The number of savers with $1 million in their retirement accounts will increase by about 100,000 people by 2023 – thanks to a booming stock market.

And it's not as difficult as it seems. Experts say the key is to start saving early, as 57-year-old Caroline Eby explained to DailyMail.com. Down the road, she explains how she's on her way to hitting seven figures, while experts say a 22-year-old can reach her goal by saving $325 a month.

About 349,000 401(K) owners and 339,000 workers with an individual retirement account (IRA) ended the year with a seven-figure balance, according to Fidelity Investments.

Although there is a slight decrease from earlier this year, the number is still well above 2022 levels, when the figures were 299,000 and 280,000 respectively.

Retirement accounts have benefited from a strong stock market, with the S&P 500 ending the year 24 percent higher than in 2022.

The number of savers with $1 million in their retirement accounts will increase by about 100,000 people by 2023, thanks to the booming stock market

A 401(K) is an employer-sponsored plan to which employees often contribute directly from their paychecks. An employee's contributions are often matched by the employer.

By comparison, IRAs can be opened by anyone, including freelancers.

Those who have managed to store a comfortable savings egg claim that it is not as difficult as it seems.

Caroline Eby told DailyMail.com that she is getting closer to the $1 million mark, despite never making more than $80,000 in her life.

The Washington, DC-based finance worker said, “I started saving at age 25, when I was making $22,000 a year in manufacturing.

'Every year I increased my contribution by 2 percent if I could afford it. I have maximized my contribution at about 12 percent.”

She added: “I have never married and have always been completely self-sufficient. I am so happy and proud of myself for the sacrifices I made 30 years ago.

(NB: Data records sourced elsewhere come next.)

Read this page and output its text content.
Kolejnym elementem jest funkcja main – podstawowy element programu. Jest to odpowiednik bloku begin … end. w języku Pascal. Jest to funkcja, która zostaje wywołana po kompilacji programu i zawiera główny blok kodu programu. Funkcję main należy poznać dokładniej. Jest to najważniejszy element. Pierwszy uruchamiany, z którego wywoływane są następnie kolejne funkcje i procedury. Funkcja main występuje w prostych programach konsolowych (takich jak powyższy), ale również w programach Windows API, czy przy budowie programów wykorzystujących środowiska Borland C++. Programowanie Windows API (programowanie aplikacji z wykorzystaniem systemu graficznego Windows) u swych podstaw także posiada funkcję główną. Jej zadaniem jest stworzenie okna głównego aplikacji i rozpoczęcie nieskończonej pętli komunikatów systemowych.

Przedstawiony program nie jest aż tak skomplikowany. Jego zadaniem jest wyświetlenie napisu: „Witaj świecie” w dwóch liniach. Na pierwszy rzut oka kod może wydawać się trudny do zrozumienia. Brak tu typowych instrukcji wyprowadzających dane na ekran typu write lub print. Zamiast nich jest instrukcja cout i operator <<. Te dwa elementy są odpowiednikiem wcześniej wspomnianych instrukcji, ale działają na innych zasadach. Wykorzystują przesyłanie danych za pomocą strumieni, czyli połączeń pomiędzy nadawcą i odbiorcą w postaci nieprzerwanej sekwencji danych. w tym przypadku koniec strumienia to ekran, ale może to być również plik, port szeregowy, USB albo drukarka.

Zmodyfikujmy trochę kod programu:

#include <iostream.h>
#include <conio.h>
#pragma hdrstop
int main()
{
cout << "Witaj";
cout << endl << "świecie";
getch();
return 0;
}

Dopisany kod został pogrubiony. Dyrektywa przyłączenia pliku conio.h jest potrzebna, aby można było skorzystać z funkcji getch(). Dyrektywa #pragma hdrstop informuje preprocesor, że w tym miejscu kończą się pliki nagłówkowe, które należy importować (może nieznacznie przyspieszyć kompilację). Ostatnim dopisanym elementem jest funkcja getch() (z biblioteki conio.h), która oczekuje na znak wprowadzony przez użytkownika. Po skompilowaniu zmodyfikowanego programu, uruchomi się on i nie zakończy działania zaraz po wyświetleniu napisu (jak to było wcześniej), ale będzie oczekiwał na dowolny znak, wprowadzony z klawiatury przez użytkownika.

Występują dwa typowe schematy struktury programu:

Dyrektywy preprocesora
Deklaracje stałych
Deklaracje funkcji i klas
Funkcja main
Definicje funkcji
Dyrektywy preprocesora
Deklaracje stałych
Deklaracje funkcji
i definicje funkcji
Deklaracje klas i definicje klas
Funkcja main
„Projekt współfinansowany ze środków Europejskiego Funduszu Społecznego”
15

“Like everyone told me, slow and steady wins the race.”

Eby had $990,000 in her account two years ago, but then lost $100,000, something she blamed on the broader economy. Now her account is “on its way back up,” she said.

It comes after experts uncovered how much workers of each age group would need to save in their 401(K) to reach $1 million by the time they retire.

Caroline Eby, 57, pictured, told DailyMail.com she is closing in on the $1 million mark despite never making more than $80,000 in her life

Caroline Eby, 57, pictured, told DailyMail.com she is closing in on the $1 million mark despite never making more than $80,000 in her life

It comes after experts calculated the amount needed to put away each month to generate a comfortable nest egg - depending on what age you start

It comes after experts calculated the amount needed to put away each month to generate a comfortable nest egg – depending on what age you start

And it may not be as difficult as it seems. According to personal finance The motley foola 22-year-old would have to save $325 a month throughout his career to retire with $1.01 million by the time he turns 62.

If a worker didn't start saving in his 401(K) until age 27, he would have to set aside $500 a month to reach $1.03 million by the same age.

The figure rises to $750, $1,200 and $1,900 for a 32-year-old, 37-year-old and 42-year-old respectively.

The analysis assumes that the investments generate an average annual return of 8 percent, slightly lower than the average 10 percent return generated by the stock market.

According to The motley fool, A common rule of thumb when investing is to subtract your age from 110. The result is the percentage of your portfolio you should then allocate to stocks.

For example, if you are 35 years old, about 75 percent of your portfolio should consist of stocks, while 25 percent should be reserved for bonds and other conservative investments. The idea behind this theory is that younger investors can take greater risks.